26 January 2007

Portrait of the choko as an artist's model

Dear Faren and C.A.,

Sorry to be late replying to your questions re the picture in the previous post. I was returning from a psychological assessment mission to the former planet Pluto when my train was derailed by debris that also briefed the captain to the height of a quantum leap. Needless to say, he could no longer reach the controls. I had to take over, getting the train on track under my own fair steam, then driving and piloting (the pilot having been jettisoned as trash in an earlier tiff with the ticket-taker over bags of train-goers' goods), a task for which I never trained, so by the time I got home it was almost 2300 hours yesterday, New South Wales, Australia time, and I haven't finished writing up my assessment as I am still feeling under the weather from motion sickness, not having had a semicolon's break, and the former planet Pluto's eccentric orbit having become much more eccentric since its recent redesignation.
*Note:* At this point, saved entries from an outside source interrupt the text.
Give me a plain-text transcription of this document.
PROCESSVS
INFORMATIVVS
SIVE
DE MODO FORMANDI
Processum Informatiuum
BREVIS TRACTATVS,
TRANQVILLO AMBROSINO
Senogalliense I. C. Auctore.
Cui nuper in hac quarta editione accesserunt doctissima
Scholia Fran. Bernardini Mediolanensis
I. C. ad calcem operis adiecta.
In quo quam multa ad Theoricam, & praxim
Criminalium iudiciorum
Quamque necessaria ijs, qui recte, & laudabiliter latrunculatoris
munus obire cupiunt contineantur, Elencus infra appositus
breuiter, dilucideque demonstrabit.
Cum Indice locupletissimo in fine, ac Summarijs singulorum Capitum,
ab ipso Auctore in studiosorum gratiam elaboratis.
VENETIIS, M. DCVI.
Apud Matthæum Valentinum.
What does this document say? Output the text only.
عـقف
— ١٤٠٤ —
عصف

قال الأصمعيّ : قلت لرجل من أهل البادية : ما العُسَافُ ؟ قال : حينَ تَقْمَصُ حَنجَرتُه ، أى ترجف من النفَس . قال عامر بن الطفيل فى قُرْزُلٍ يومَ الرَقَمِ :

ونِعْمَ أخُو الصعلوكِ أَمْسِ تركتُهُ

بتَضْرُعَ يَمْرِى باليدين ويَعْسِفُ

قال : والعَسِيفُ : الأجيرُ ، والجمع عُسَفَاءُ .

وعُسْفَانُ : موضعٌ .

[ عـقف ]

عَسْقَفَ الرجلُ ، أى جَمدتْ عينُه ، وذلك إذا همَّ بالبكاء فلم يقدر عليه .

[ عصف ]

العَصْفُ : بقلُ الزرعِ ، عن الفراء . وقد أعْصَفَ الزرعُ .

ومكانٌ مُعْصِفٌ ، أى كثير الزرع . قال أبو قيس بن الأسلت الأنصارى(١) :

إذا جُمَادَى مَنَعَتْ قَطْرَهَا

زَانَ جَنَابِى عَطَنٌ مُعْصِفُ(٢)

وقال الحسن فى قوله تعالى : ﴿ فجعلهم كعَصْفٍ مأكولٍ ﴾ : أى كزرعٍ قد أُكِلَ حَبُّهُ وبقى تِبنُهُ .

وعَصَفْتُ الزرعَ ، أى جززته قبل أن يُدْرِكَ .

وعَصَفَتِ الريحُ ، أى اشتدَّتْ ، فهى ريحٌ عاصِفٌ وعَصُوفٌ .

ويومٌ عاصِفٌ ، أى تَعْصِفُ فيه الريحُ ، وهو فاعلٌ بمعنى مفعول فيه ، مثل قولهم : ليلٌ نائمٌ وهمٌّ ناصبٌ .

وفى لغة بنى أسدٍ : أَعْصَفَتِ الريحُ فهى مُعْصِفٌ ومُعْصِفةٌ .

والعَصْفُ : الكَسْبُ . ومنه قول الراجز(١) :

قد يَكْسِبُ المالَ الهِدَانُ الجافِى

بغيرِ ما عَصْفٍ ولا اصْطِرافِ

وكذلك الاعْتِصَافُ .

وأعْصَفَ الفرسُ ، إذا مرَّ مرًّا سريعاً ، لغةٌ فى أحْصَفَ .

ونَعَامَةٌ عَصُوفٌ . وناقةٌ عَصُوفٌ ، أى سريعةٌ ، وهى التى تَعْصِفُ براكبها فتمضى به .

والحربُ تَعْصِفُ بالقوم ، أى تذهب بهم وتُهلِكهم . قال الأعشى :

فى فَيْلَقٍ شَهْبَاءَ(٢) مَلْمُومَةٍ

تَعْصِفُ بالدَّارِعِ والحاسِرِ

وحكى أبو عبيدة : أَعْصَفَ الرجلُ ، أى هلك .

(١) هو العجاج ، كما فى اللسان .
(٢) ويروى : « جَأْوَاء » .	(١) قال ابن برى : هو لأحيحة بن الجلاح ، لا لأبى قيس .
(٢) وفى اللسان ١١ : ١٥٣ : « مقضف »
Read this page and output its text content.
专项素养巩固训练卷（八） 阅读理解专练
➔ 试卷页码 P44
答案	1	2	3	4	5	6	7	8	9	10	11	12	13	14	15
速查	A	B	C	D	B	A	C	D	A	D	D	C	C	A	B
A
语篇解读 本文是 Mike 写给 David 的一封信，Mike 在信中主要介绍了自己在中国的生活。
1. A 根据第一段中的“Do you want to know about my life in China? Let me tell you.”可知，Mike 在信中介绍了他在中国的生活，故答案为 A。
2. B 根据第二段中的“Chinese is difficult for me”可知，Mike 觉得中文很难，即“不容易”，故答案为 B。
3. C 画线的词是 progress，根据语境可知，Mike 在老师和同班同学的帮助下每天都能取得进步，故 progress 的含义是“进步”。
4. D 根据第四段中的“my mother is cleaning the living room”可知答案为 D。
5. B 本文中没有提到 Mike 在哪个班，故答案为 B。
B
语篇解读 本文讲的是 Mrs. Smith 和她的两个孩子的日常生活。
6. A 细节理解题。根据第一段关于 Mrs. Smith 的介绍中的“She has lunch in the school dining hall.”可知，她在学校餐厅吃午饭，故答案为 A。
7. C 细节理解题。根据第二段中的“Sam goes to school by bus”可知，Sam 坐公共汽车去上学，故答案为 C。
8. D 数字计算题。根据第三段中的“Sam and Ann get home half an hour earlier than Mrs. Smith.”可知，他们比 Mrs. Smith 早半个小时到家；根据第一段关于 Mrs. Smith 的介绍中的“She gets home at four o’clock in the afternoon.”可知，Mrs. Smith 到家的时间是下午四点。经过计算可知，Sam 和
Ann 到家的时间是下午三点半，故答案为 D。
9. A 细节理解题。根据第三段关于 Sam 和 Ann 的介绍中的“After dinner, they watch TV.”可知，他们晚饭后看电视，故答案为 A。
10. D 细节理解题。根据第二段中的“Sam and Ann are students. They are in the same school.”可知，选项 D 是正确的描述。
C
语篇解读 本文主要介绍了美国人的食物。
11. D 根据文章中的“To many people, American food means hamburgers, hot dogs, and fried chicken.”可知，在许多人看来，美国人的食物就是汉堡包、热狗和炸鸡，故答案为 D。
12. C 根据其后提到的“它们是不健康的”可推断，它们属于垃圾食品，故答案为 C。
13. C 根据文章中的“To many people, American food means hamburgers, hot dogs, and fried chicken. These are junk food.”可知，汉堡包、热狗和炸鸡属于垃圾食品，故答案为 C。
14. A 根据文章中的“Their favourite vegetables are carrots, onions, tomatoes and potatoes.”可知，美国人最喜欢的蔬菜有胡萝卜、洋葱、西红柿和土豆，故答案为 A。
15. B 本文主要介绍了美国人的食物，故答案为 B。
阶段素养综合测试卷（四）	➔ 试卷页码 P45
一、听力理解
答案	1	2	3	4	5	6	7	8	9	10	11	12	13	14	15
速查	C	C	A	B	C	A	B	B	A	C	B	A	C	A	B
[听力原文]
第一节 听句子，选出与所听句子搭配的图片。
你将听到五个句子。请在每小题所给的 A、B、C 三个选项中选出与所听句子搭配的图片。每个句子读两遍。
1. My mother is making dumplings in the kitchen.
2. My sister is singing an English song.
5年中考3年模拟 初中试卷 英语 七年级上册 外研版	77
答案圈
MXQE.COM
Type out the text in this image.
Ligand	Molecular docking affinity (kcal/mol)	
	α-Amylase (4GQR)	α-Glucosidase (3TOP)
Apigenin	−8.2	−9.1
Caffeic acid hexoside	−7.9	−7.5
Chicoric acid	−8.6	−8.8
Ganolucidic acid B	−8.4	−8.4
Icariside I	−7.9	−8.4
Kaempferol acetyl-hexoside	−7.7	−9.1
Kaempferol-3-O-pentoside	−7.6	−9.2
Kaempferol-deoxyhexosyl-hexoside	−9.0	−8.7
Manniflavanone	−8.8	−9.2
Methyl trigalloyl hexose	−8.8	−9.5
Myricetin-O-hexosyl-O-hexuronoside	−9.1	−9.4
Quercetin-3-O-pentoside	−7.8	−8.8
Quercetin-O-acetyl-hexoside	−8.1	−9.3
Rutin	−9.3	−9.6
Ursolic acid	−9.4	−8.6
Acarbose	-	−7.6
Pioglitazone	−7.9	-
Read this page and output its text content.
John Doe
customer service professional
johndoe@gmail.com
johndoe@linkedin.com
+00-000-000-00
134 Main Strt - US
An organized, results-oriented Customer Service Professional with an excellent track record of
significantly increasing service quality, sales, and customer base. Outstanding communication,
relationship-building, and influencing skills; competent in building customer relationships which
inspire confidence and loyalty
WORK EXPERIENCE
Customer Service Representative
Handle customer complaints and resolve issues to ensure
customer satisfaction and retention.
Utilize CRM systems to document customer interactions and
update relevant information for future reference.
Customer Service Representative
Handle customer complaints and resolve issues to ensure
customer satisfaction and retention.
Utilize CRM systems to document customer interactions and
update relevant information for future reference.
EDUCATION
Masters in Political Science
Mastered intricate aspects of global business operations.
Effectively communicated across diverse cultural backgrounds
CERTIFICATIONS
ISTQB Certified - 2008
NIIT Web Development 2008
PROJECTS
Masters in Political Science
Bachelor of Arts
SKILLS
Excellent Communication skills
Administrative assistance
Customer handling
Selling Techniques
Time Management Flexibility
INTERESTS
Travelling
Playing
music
Which, I know, is much ado about nothing. So onwards to the important stuff.

Yes, a trio of pears they are. And as for what you, Faren, unkindly call "that grotesque thing amongst them", you are in good company in your ever so cruel judgement. Allen Gilbert, writing in The Age, in an article titled The Ugly Truth, continued with:

"The choko is no oil painting"

a statement which shows why Gilbert doesn't write about art. The choko is, especially in its outrageously fecund, craggy, twiningly mature state, the Rembrandt self-portrait of vegetables. I imagine that Gilbert would think a pear an oil painting, but pitch the greatest of Ingres' paintings against a mere jot of self-regarding glance by the old wrinkly Himself, and whole countries could feed their populace for millennia on the difference (or buy their leader dinner at a five-star in someplace civilised).

Ingres would certainly have been revolted by the knowing leer of the afore-portrayed "grotesque" choko, and I'm sure that Ingres would, if persuaded at pistol-point to consider that an artist's model, would stretch it to zucchini length and shoot it so full of botox, it would gain the smooth glow of a supermarket tomato / Nicole Kidman. But as Nicolas Pioch, who runs WebMuseum, states about Ingres: "He was a bourgeois with the limitations of a bourgeois mentality."

Chokos are above the madding bourgeoisie, which you can prove to yourself by looking at their popularity amongst the rabble. As Robin Cartledge (aka Grandpa Pencil ) says: "So long is the line of people trying to give them away that, when the choko is in season, it is wise to have a few different recipes up your sleeve." He proceeds to do this with some new wrinkles on old favourites. Try his choko dessert and choko chips, and you might think, as I do, that this vegetable with character is something to plant for the generations.

Oh no, it's choko pickle is the title of an article by Sally Wise on the ABC (radio) Tasmania's site. "... a lady rang afterwards," she writes, " and gave me a tried and true recipe for Choko Pickle, so here it is. It sounds pretty good. Apparently you can make a jam out of them as well." Apparently she didn't.

Wikipedia has a respectful entry for Choko (Sechium edule), listed as 'chayote'. Also called chouchou, mirliton, fuk maew . . . , this character has more names than a con artist. Gaze at young and relatively lovelies on this page and read all about them, in a -pediac way.

In Australia, they're the great Unwanted, but look what a bit of respect and a different frame of mind can bring about. The chokos on Mahanandi's splendid site do, however, look suspiciously smooth. Stretched, they would be quite bourgeoisily oil-paintingsish — lounging, say, dewily in a Turkish bath.

Although she is common in her visual taste, and didn't keep them till they matured to a state of the confrontationally fruitful, she did something that I would recommend to everyone with true taste and heartlessness (or is it an instinct for self-preservation? At the way they grow, it can be a them-or-me situation). She ended their lives before they became worth an Old Master's glance, and she cooked them and probably ate them all up, as I wanted to after reading her scrumptious-looking recipes.

As I'm surrounded now by a huge lot of chokos that I brought home from the former planet Pluto (everywhere I went, former-planet-Plutonians pressed bagfuls upon me), I'll be publishing some recipes in the next while, as soon as I can kill them.

In the meantime, here's another face of the afore-portrayed, before it was heartlessly dispatched to be consumed raw with lashings of lime juice and chili.


1 comment:

faren said...

When I called the choko "grotesque," that wasn't really a slur. I *like* grotesque -- far better something that would have pleased Archimboldo than the insipidness that tedious Ingres would prefer. I love the thing's
shape, reminiscent of some gnarled peppers, but also the brain's convolutions and the knotted muscles of a bodybuilder (all wonderful grotesques, even though I don't like bodybuilders per se).